Doğrudan bana, aracı yok, bana e-posta atmanızı istiyorum.
Her birini tek tek okuyacağım.
Sonra her birinizle tek tek yüz yüze görüşeceğiz.
Sonra da tüm il temsilcilerimizi atayacağız.
Sizlerden e-posta bekliyorum.
Haydi bakalım!"
Şimdi Dikkat!
Özerk Spor Federasyonlarının yapısını ve işleyişini değiştiren bu yeni yasa büyük bir kazanımdır. Bir kere artık "Özerk" değil "Bağımsız!!!"
Sporcu, izleyici veya idareci olarak katıldığım turnuvalarda bana Satranç İl Temsilcilerinin hatalı uygulamaları ile ilgili pek çok konuda bilgiler sunup, yerine göre somut deliller ile dert yanan ve genellik ile Sn. Ali Nihat Yazıcı'nın deyimi ile "Forum Köşelerinde" bu konuları açmamı isteyen değerli sporcu, idareci ve antrenörler; ben sizlerin bana söylediklerinizi dikkatle not almıştım, fakat sizler "bizde yazarız-tartışırız gerekirse, şimdi zamanı değil" diyordunuz.
İşte şimdi zamanı!...
Yinede eliniz gitmez ve forumda yazamaz iseniz, bir çağrıda benden.
" [email protected] " benim bilinen iletişim mail adresim. Bana yazın. Konuları, olanaklı olduğunca isimleri olaylardan müstesna tutarak ben yazayım. Başkanın dediği gibi "
neleri yapmak isterseniz, hayalleriniz nedir, Türk Satrancına ilişkin görüşleriniz nedir?"
"Güzel günler göreceğiz. Güneşli günler..."
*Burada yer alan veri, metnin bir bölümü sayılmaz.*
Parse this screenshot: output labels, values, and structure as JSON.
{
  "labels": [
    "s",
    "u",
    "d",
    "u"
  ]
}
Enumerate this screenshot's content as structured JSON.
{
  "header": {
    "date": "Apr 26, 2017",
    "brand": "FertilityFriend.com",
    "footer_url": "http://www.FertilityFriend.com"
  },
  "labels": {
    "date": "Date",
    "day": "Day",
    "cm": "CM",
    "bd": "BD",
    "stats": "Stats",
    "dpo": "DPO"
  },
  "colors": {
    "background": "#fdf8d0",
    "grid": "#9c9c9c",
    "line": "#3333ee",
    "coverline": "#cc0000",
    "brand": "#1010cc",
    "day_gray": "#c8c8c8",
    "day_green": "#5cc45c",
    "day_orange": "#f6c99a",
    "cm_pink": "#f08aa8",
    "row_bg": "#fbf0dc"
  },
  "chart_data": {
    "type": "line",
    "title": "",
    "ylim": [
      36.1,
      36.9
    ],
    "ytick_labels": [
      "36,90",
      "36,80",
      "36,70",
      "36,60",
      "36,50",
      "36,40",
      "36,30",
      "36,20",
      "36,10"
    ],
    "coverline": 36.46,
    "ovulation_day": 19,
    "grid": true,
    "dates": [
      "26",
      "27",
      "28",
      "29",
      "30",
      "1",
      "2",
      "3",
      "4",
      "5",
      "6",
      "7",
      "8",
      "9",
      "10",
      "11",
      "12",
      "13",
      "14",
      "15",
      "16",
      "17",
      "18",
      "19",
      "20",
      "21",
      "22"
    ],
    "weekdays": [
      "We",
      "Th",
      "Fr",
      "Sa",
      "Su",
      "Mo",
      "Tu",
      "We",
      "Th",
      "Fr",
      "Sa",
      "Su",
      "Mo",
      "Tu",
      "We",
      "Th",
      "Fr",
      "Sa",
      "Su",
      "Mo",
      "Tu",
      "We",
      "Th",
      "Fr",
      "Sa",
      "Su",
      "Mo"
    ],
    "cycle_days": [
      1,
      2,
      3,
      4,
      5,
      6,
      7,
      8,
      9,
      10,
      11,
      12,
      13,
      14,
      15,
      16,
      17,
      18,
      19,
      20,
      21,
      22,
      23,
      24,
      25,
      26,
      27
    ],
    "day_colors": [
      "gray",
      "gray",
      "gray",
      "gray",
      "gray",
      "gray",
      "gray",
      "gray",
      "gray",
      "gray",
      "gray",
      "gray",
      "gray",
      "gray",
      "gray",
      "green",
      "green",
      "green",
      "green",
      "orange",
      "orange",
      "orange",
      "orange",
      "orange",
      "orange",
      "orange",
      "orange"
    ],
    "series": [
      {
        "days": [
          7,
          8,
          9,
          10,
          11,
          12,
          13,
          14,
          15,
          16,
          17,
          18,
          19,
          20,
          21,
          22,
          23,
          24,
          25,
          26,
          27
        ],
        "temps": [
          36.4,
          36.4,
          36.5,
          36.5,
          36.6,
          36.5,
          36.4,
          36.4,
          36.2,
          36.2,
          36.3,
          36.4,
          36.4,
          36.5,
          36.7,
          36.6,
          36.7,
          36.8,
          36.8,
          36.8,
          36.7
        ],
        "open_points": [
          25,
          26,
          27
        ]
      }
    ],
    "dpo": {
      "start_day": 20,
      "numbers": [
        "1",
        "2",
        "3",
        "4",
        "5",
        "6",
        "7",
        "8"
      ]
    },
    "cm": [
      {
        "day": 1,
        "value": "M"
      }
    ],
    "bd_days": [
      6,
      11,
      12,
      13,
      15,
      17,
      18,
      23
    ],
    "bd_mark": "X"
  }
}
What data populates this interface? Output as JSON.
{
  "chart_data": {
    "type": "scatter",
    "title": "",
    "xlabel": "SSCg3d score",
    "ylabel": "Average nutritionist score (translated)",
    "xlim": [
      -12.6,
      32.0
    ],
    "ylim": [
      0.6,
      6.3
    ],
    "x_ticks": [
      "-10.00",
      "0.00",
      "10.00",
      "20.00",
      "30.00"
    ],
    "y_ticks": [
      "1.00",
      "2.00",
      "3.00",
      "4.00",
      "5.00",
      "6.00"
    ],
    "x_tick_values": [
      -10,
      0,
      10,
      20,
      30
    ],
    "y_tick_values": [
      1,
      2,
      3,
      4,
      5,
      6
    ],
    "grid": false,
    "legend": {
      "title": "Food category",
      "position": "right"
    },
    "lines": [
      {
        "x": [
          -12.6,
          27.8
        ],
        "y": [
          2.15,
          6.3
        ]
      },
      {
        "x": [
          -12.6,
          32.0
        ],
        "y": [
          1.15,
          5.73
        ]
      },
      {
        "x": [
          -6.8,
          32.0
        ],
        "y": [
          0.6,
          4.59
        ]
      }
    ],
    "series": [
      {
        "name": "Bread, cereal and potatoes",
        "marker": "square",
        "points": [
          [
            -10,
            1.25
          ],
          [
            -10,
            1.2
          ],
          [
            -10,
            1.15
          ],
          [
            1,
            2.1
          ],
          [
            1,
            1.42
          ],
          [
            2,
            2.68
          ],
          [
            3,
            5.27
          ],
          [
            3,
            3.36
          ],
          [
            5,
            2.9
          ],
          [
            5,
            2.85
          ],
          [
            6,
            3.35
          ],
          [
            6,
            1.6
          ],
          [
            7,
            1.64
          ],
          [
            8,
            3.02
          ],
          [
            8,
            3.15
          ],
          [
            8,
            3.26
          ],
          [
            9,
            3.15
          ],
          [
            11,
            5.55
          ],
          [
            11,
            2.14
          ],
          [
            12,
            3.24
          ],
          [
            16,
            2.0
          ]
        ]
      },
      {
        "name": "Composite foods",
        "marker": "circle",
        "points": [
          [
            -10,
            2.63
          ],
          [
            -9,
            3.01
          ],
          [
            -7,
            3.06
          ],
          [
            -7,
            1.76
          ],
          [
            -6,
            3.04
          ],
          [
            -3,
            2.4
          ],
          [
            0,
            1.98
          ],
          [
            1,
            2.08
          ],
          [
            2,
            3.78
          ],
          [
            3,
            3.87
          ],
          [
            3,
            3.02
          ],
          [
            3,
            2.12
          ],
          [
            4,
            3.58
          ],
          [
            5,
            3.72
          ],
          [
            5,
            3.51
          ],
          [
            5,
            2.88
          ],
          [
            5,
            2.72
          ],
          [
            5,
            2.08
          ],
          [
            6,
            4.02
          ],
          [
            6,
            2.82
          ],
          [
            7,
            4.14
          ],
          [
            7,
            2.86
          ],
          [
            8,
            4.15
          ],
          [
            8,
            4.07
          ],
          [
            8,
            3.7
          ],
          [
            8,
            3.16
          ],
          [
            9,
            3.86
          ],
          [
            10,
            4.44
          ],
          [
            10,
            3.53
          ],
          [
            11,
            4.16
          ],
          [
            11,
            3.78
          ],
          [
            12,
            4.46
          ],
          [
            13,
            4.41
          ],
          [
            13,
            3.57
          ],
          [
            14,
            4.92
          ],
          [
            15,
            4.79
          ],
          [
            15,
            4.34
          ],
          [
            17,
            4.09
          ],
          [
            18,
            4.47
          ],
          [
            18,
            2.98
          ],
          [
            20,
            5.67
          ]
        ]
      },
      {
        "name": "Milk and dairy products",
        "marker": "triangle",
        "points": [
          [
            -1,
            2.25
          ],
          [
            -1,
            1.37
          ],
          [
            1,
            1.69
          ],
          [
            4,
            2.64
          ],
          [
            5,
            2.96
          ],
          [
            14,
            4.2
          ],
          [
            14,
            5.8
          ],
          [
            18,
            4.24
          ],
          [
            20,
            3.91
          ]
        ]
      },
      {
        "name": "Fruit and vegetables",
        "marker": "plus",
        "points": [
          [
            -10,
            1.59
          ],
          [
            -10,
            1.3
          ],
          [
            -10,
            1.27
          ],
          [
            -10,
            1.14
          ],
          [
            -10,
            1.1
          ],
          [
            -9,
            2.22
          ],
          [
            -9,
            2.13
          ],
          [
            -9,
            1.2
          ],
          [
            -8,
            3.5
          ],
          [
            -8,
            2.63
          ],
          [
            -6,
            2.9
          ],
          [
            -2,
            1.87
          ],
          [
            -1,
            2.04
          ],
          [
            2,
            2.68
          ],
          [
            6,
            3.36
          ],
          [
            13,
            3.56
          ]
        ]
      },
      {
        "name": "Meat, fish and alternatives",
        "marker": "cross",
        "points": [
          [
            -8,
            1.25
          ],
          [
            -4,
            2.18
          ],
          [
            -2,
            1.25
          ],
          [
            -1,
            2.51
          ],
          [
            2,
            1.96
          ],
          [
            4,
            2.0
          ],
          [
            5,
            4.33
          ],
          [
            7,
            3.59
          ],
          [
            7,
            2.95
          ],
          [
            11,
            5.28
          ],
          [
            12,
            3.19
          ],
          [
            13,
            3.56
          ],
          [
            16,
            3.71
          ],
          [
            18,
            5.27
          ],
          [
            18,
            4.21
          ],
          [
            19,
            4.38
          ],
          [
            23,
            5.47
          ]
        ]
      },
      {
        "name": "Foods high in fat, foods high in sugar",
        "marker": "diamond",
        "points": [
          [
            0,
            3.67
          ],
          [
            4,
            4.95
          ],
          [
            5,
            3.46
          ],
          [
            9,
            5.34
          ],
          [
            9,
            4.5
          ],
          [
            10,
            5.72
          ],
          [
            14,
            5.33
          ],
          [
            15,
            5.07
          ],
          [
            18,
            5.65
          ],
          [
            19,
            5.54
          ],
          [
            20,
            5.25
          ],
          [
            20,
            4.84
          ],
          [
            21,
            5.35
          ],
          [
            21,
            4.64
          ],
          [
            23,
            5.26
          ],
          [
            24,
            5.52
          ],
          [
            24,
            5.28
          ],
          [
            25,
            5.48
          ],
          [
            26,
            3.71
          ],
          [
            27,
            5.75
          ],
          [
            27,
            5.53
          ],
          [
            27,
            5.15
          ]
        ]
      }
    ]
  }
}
---------------------------------------------------------------------
Not:
1) İzmir'li dostlarım; ne demiştim?
2) Dost görünen dostlarım; ne demiştim?
3) Sürekli "Akıl" veren dostlarım; niye hep muhalifsin? diyenler şimdi görün bakalım neler olacak!
Sürekli öğrenmek iyidir.Öğrendiklerini doğru kullanabilmek daha iyi.(Eski lahit yazıtlarından alıntı.)